Ja, da stimmt was nicht. Wir wollen das "starke Geschlecht" sein, sind aber zu schissig, uns die gesellschaftlichen Spielraeume einfach zu nehmen, die uns zustehen. Dabei macht es vor allem bei Frauen einen gewaltigen Eindruck, wenn Maenner nicht nur outfitmaessig gut aussehen, sondern auch dazu stehen, was sie machen. Das hinterlaesst den Eindruck eines willensstarken, selbstbewussten Mannes, eines echten Vertreters des "starken Geschlechtes" und verstaerkt noch die gewisse Erotik, die ein Rock - richtig getragen - haben kann.

Nicht dass ich jetzt missverstanden werde: ich plaediere keineswegs dafuer, dass jetzt alle Maenner, die keine Roecke tragen wollen, als nicht stark usw. angesehen werden muessen, aber diejenigen, die das wirklich wollen, die sollten sich nicht von - wie Hes schreibt - unsicheren, vom Gruppenzwang drangsalierten, pubertierenden Jugendlichen beeinflussen lassen, die sollten kilometerweit darueber stehen.

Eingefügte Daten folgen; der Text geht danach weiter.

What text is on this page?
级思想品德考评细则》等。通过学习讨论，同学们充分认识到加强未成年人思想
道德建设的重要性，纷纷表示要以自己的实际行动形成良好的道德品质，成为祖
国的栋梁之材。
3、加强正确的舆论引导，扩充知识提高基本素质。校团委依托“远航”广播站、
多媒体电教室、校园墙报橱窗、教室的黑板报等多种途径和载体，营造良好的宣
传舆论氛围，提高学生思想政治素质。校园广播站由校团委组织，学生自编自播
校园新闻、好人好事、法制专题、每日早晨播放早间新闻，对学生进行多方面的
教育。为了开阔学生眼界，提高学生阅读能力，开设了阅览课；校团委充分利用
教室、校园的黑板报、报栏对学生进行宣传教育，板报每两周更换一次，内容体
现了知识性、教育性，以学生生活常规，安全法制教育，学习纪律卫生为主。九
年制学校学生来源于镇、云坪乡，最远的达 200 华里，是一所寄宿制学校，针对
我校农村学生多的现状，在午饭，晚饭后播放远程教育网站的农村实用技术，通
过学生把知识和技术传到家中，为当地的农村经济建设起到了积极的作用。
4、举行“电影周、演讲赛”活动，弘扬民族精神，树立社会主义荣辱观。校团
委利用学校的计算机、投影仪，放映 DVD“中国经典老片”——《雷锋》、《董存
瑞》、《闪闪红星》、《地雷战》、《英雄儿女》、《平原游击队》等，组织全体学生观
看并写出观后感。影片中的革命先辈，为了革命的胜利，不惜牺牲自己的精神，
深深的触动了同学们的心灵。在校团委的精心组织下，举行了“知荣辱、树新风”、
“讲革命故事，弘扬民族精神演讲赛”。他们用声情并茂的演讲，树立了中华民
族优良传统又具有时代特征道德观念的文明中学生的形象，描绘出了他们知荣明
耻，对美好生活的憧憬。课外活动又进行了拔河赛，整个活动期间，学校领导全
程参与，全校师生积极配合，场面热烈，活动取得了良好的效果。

Noch was zur biologischen Benachteiligung: Die ist nicht von vorneherein von der Natur so gewollt, sondern das ist IMHO eine Folge der gesellschaftlichen Einengung der Spielraeume. Menschen, die Herzenswuensche permanent lebenslang unterdruecken, weil sie nicht die Kraft finden, sie durchzusetzen, werden leichter krank als andere. Darauf deutet die Tatsache hin, dass Frauen, die in aufreibende Maennerberufe gehen, wo sie kaempfen muessen wie die Maenner, zum Beispiel in Konzernspitzen, nunmehr auch dieselben Krankheitsbilder entwickeln. Wer sich so richtig wohlfuehlt, wer gluecklich und unbeschwert lebt, der ist auch staerker gefeit vor Krankheiten. Es ist schon was dran an dem Spruch: "mens sana in corpore sano" - Ein gesunder Geist in einem gesunden Koerper. Abgewandelt moechte ich sagen: Ein gesunder Mann in einem gesunden Rock. Denn gesund sind die Roecke fuer uns ja allemal.

Schoene Gruesse!
Ferdi

Re: Mann = ...? - Wer den Teufel an die Wand malt, spart die Tapete. ;)

Sven Donath, Wednesday, 02.04.2003, 02:40 (vor 8422 Tagen) @ Johannes

Hallo Johannes,

nicht, dass Du Unrecht hättest mit Deinen Beobachtungen, aber Frauen haben's auch nicht besser.